Download BUKU Dakwah Rasul SAW Metode Supremasi Ideologi Islam

Senin, 25 Desember 2017

Nabi SAW Melakukan Pembersihan Institusi Politik Yahudi Qainuqa’



2. Pembersihan Institusi Politik Bani Qainuqa’

a. Sebab Dilakukannya

Sebab yang sebenarnya dilakukan perang dengan Bani Qainuqa' adalah melaksanakan rencana pembersihan yang telah dirancang oleh Rasulullah Saw. Perang ini merupakan perang pembersihan pertama yang dilakukan oleh Rasulullah Saw.
Namun, yang menjadi sebab segera dilakukannya perang dengan Bani Qainuqa’ adalah bahwa Yahudi Bani Qainuqa’ merupakan Yahudi pertama yang merusak kesepakatan antara mereka dengan Rasulullah Saw. yakni kesepakatan yang beliau buat segera ketika beliau datang di Madinah.
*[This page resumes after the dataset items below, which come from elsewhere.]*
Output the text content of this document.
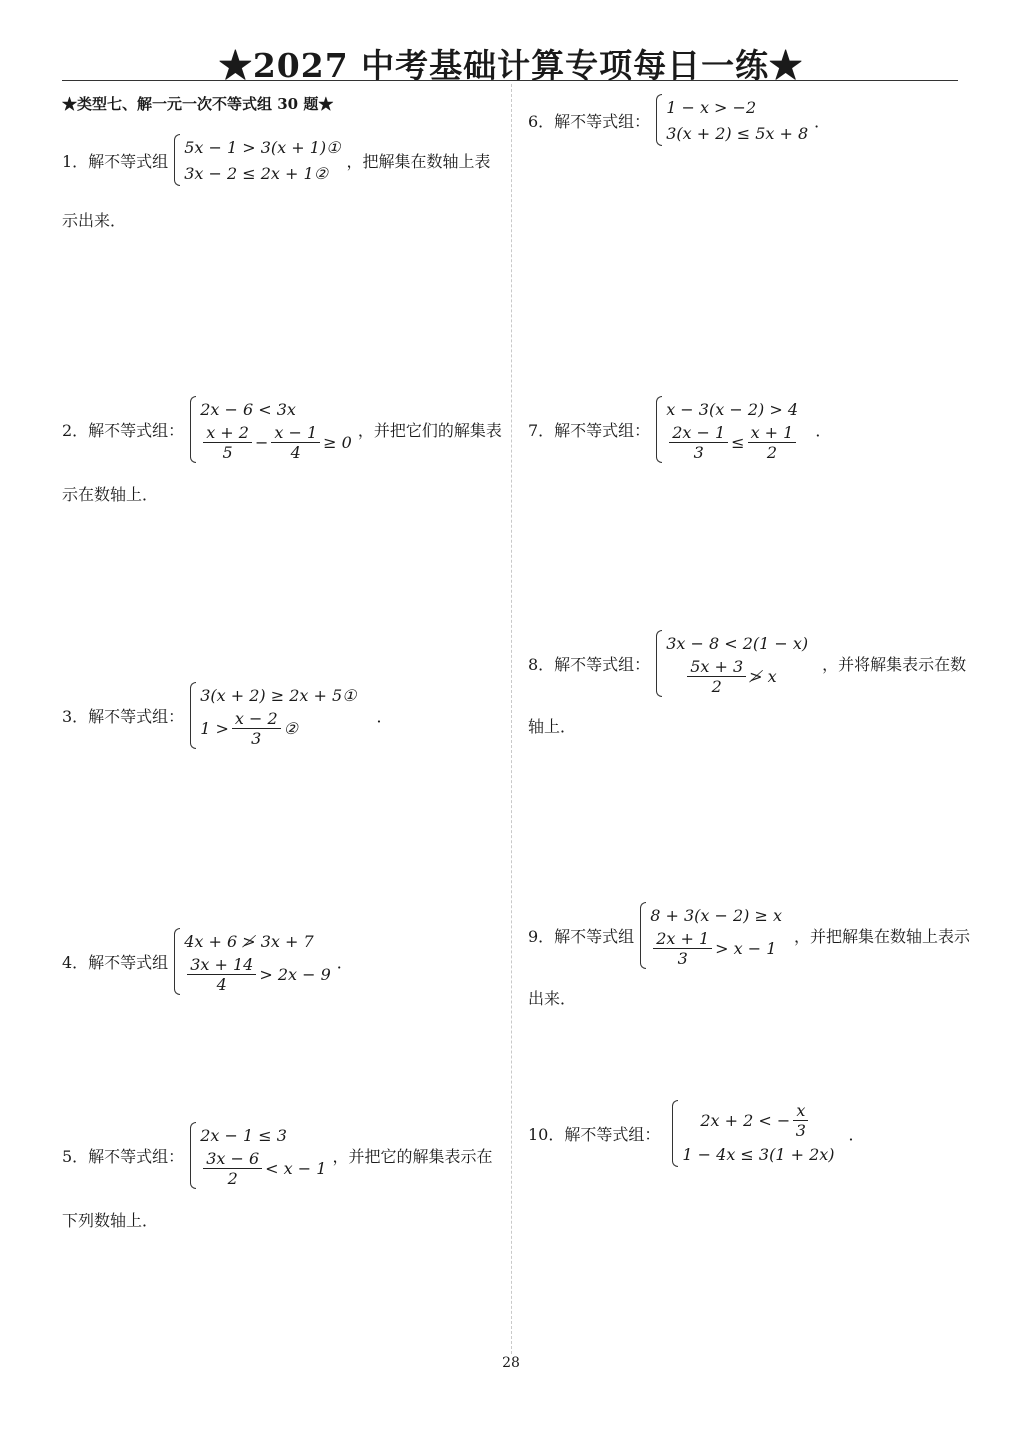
★2027 中考基础计算专项每日一练★
★类型七、解一元一次不等式组 30 题★
1．解不等式组
5x − 1 > 3(x + 1)①
3x − 2 ≤ 2x + 1②
，把解集在数轴上表
示出来．
2．解不等式组：
2x − 6 < 3x
$\frac{x + 2}{5} - \frac{x - 1}{4} \ge 0$
，并把它们的解集表
示在数轴上．
3．解不等式组：
3(x + 2) ≥ 2x + 5①
$1 > \frac{x - 2}{3}$ ②
．
4．解不等式组
4x + 6 ≯ 3x + 7
$\frac{3x + 14}{4} > 2x - 9$
．
5．解不等式组：
2x − 1 ≤ 3
$\frac{3x - 6}{2} < x - 1$
，并把它的解集表示在
下列数轴上．
6．解不等式组：
1 − x > −2
3(x + 2) ≤ 5x + 8
．
7．解不等式组：
x − 3(x − 2) > 4
$\frac{2x - 1}{3} \le \frac{x + 1}{2}$ ．
8．解不等式组：
3x − 8 < 2(1 − x)
$\frac{5x + 3}{2}$ ≯ x
，并将解集表示在数
轴上．
9．解不等式组
8 + 3(x − 2) ≥ x
$\frac{2x + 1}{3} > x - 1$
，并把解集在数轴上表示
出来．
10．解不等式组：
2x + 2 < − $\frac{x}{3}$
1 − 4x ≤ 3(1 + 2x)
．
28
Dalam kesepakatan itu terdapat “Di antara mereka wajib saling menolong dan bekerjasama guna memerangi orang yang memerangi salah satu pihak yang terikat dengan perjanjian ini.” Sedang mereka tidak menolong kaum muslimin ketika kaum kafir Quraisy memerangi kaum muslimin di Badar.
Dan termasuk isi kesepakatan itu juga, “Di antara mereka harus saling nasihat-menasihati, dan melakukan kebajikan harus lebih dikedepankan dari melakukan kejahatan.” Mereka pada hari itu malah menyerang wanita muslimah, seperti yang akan kami perlihatkan sebentar lagi.
Adapun sebab langsung dilakukannya perang dengan Bani Qainuqa’ adalah bahwa seorang wanita muslimah datang dengan memakai jilbab. Wanita itu hendak berjualan di pasar Bani Qainuqa’. Dia duduk di dekat tukang emas. Selanjutnya mereka mulai berbuat kurang ajar, mereka ingin wanita itu membuka kain yang menutupi wajahnya, namun wanita itu menolak. Lalu tukang emas itu mendekati ujung baju wanita itu, kemudian mengikatnya pada punggungnya, sehingga ketika ia berdiri, terbukalah aurat wanita itu. Melihat itu, mereka pun tertawa. Karena merasa dilecehkan, wanita itu pun menjerit.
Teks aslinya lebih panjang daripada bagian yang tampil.